= Royal Bahamas Police Force Band =

Official Royal Bahamian police force band

The Royal Bahamas Police Force Band is the official police band of Royal Bahamas Police Force (RBPF). Also referred to as the RBPF Band, it is the main musical support unit in the one of Bahamas. On special occasions, the RBPF Band can be seen at many state events and performances, such as the Changing of the Guard at the Government House and the Beating Retreat on Bay Street. It has also taken part in many historical events since the country's independence from the United Kingdom in 1973. Events of this nature include leading the funeral procession in honor of former Prime Minister Lynden Pindling in 2000, and the 75th anniversary of the RBPF in 2015. It has also been depicted on the reverse side of the $1 banknote of the Bahamian dollar. Their full uniform is composed of white tunics, navy trousers, and a white, spiked, Pith helmet. The RBPF Band was founded in 1893 with at least 12 NCO's and by the early 1960s, had performed in every major country in the world.
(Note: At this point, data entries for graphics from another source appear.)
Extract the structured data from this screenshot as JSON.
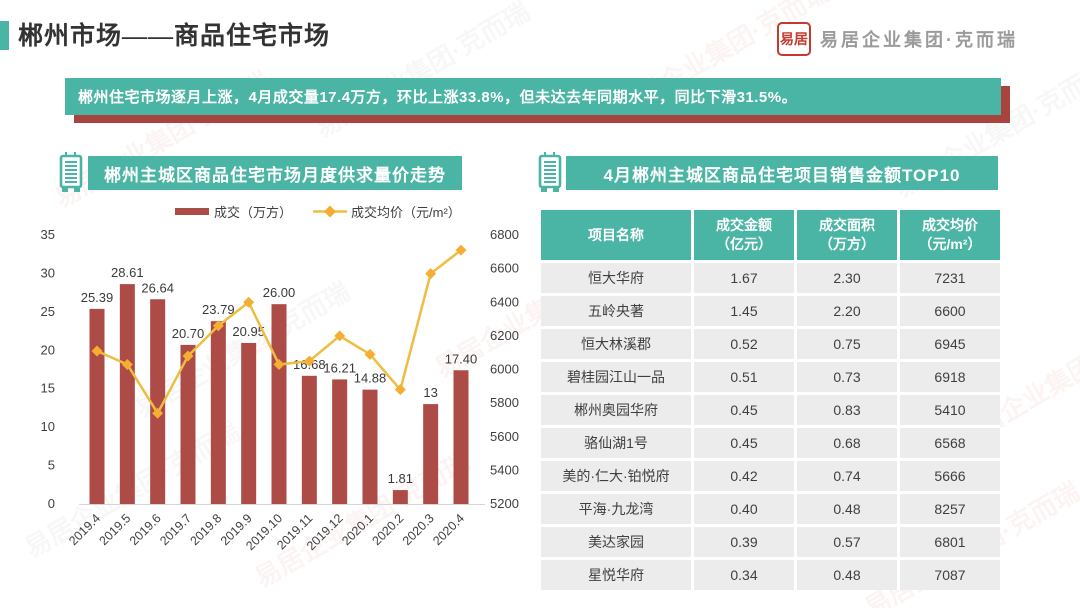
{
  "header": {
    "title": "郴州市场——商品住宅市场"
  },
  "logo": {
    "seal_text": "易居",
    "company": "易居企业集团·克而瑞"
  },
  "banner": {
    "text": "郴州住宅市场逐月上涨，4月成交量17.4万方，环比上涨33.8%，但未达去年同期水平，同比下滑31.5%。"
  },
  "watermark_text": "易居企业集团·克而瑞",
  "colors": {
    "teal": "#4ab5a4",
    "dark_red": "#a8433d",
    "seal_red": "#c53a2e",
    "bar": "#ad4b47",
    "line": "#eebd41",
    "marker": "#f3ae33",
    "axis_text": "#3f3f3f"
  },
  "chart_data": [
    {
      "type": "combo-bar-line",
      "title": "郴州主城区商品住宅市场月度供求量价走势",
      "categories": [
        "2019.4",
        "2019.5",
        "2019.6",
        "2019.7",
        "2019.8",
        "2019.9",
        "2019.10",
        "2019.11",
        "2019.12",
        "2020.1",
        "2020.2",
        "2020.3",
        "2020.4"
      ],
      "series": [
        {
          "name": "成交（万方）",
          "chart": "bar",
          "axis": "left",
          "color": "#ad4b47",
          "values": [
            25.39,
            28.61,
            26.64,
            20.7,
            23.79,
            20.95,
            26.0,
            16.68,
            16.21,
            14.88,
            1.81,
            13,
            17.4
          ],
          "value_labels": [
            "25.39",
            "28.61",
            "26.64",
            "20.70",
            "23.79",
            "20.95",
            "26.00",
            "16.68",
            "16.21",
            "14.88",
            "1.81",
            "13",
            "17.40"
          ]
        },
        {
          "name": "成交均价（元/m²）",
          "chart": "line",
          "axis": "right",
          "color": "#eebd41",
          "marker_color": "#f3ae33",
          "values": [
            6110,
            6030,
            5740,
            6080,
            6260,
            6400,
            6030,
            6050,
            6200,
            6090,
            5880,
            6570,
            6710
          ]
        }
      ],
      "left_axis": {
        "min": 0,
        "max": 35,
        "step": 5
      },
      "right_axis": {
        "min": 5200,
        "max": 6800,
        "step": 200
      },
      "grid": false,
      "legend_position": "top"
    },
    {
      "type": "table",
      "title": "4月郴州主城区商品住宅项目销售金额TOP10",
      "columns": [
        {
          "label": "项目名称",
          "unit": ""
        },
        {
          "label": "成交金额",
          "unit": "（亿元）"
        },
        {
          "label": "成交面积",
          "unit": "（万方）"
        },
        {
          "label": "成交均价",
          "unit": "（元/m²）"
        }
      ],
      "rows": [
        [
          "恒大华府",
          "1.67",
          "2.30",
          "7231"
        ],
        [
          "五岭央著",
          "1.45",
          "2.20",
          "6600"
        ],
        [
          "恒大林溪郡",
          "0.52",
          "0.75",
          "6945"
        ],
        [
          "碧桂园江山一品",
          "0.51",
          "0.73",
          "6918"
        ],
        [
          "郴州奥园华府",
          "0.45",
          "0.83",
          "5410"
        ],
        [
          "骆仙湖1号",
          "0.45",
          "0.68",
          "6568"
        ],
        [
          "美的·仁大·铂悦府",
          "0.42",
          "0.74",
          "5666"
        ],
        [
          "平海·九龙湾",
          "0.40",
          "0.48",
          "8257"
        ],
        [
          "美达家园",
          "0.39",
          "0.57",
          "6801"
        ],
        [
          "星悦华府",
          "0.34",
          "0.48",
          "7087"
        ]
      ]
    }
  ]
}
It is currently located at the Royal Bahamas Police Force Headquarters on East Street in the capital of Nassau.

In March 2021, Corporal 3727 Ryan Cartwright became the newest appointed principal Drum Major of the Royal Bahamas Police Force Band by Commissioner of Police Paul Rolle. Corporal Cartwright would take over from Inspector Tabori Dean who would have held the title of Drum Major for over a decade.